Moments in Time – Aug. 1, 2018

#Middlebury

  • On Aug. 18, 1590, 100 colonists are discovered to be missing from the Roanoke Island colony in present-day North Carolina. The only clue to their disappearance was the word “CROATOAN” carved into the palisade built around the settlement.
  • On Aug. 19, 1812, during the War of 1812, the U.S. Navy frigate Constitution defeats the British frigate Guerriere. Witnesses claimed that the British shot merely bounced off the Constitution’s sides, as if the ship were made of iron. Since 1934, “Old Ironsides” has been based at the Charlestown Navy Yard in Boston.
  • On Aug. 15, 1859, Charles Comiskey, namesake of Chicago’s Comiskey Park, is born in Chicago. Comiskey became the first and only baseball player to later own a team, the White Sox.
  • On Aug. 14, 1933, a devastating 267,000-acre forest fire is sparked in the Coast Range Mountains in northern Oregon. An official investigation found that the fire stemmed from friction produced when loggers dragged a large Douglas-fir log across a downed tree.
  • On Aug. 13, 1948, U.S. and British planes airlift a record 5,000 tons of supplies into occupied Berlin. The huge resupply effort was carried out in weather so bad that some of the 700 pilots referred to it as “Black Friday.”

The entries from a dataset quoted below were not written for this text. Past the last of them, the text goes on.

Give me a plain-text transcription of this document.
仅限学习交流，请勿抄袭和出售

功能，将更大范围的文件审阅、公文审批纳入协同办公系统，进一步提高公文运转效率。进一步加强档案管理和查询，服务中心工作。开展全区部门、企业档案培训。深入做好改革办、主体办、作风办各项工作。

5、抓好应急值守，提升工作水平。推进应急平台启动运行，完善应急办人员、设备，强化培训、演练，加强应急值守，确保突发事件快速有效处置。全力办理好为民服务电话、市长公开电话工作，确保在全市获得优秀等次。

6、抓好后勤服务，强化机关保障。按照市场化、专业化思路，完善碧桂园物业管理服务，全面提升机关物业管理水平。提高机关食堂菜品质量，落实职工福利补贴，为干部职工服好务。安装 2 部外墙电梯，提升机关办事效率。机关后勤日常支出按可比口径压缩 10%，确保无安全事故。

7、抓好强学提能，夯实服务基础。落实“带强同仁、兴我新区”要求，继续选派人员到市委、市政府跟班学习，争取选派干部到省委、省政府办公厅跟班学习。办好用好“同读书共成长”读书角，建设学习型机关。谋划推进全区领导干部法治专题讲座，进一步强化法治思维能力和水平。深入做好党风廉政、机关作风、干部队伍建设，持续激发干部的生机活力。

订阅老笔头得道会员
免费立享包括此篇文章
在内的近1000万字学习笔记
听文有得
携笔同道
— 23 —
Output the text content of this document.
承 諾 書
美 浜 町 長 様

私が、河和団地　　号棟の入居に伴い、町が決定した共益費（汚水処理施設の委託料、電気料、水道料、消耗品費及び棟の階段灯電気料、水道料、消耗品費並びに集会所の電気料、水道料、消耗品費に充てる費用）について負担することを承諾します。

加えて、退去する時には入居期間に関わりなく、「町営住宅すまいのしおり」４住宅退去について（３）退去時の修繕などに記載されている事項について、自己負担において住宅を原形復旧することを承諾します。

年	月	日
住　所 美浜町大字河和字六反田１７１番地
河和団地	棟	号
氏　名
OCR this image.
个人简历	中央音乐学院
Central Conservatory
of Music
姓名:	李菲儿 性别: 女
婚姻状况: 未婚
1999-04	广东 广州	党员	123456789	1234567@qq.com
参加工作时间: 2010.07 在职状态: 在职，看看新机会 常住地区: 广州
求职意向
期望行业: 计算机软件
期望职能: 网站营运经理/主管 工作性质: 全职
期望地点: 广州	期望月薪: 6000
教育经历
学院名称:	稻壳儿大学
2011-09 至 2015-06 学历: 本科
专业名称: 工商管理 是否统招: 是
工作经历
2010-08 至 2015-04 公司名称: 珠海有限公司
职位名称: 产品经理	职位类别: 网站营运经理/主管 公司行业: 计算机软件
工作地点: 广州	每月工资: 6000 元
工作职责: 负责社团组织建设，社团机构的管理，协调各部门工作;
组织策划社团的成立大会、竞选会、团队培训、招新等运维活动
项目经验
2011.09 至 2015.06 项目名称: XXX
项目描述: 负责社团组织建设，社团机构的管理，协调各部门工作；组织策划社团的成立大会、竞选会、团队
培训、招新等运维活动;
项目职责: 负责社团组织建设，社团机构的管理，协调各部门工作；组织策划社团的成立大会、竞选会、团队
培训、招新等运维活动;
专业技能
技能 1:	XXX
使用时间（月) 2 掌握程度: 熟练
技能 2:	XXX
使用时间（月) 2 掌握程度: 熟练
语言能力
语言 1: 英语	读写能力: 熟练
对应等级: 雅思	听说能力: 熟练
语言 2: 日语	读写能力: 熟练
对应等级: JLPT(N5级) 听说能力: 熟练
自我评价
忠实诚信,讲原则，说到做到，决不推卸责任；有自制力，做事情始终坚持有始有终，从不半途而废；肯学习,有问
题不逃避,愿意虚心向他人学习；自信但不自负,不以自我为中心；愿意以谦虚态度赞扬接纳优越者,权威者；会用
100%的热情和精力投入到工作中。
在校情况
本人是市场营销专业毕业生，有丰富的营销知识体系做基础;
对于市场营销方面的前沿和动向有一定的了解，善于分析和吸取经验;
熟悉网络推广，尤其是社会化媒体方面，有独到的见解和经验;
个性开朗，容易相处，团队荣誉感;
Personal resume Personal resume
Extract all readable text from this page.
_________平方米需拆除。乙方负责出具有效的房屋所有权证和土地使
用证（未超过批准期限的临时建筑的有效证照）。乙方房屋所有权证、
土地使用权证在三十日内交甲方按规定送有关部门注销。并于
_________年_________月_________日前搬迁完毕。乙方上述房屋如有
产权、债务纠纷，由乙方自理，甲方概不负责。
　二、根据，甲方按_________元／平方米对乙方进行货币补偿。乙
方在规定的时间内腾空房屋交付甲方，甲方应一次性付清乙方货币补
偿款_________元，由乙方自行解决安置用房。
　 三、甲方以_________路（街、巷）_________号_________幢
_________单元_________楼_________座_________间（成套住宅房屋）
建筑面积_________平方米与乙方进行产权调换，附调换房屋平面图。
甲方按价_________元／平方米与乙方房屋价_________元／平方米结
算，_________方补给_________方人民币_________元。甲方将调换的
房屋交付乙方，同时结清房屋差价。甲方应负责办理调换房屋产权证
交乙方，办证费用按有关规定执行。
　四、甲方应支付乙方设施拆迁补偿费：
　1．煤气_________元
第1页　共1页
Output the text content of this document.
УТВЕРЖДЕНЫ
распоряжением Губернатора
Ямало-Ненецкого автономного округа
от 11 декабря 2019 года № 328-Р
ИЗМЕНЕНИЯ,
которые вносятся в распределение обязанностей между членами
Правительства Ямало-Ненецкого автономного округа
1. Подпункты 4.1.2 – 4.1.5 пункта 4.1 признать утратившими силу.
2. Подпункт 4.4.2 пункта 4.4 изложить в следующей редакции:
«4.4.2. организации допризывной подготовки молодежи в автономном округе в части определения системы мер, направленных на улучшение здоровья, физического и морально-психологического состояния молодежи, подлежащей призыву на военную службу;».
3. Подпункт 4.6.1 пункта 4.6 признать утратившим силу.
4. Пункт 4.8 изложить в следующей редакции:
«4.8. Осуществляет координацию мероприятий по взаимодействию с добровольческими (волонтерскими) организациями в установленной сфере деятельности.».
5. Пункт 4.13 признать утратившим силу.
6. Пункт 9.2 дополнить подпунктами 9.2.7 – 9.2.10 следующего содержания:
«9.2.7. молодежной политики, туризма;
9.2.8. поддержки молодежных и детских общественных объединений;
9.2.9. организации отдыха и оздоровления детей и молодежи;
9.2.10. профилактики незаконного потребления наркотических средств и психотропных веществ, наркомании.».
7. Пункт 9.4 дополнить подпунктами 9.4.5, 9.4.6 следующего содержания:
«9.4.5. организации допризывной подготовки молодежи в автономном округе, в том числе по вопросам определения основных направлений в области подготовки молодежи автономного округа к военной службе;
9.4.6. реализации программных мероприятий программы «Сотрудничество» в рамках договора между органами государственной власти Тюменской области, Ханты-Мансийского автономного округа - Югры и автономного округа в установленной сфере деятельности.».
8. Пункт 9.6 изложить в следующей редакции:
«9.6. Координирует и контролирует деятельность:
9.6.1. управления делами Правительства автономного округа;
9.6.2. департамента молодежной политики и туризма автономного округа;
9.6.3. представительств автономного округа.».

  • On Aug. 16, 1955, famous entertainer and civil-rights activist Paul Robeson loses his court appeal to force the Department of State to grant him a passport. It had insisted that Robeson first sign an affidavit declaring he was not a member of the Communist Party. Robeson had refused.
  • On Aug. 17, 1987, Rudolf Hess, Nazi leader Adolf Hitler’s former deputy, is found strangled to death in an apparent suicide in Spandau Prison in Berlin. At 93, Hess was the last surviving member of Hitler’s inner circle and the sole prisoner at Spandau since 1966.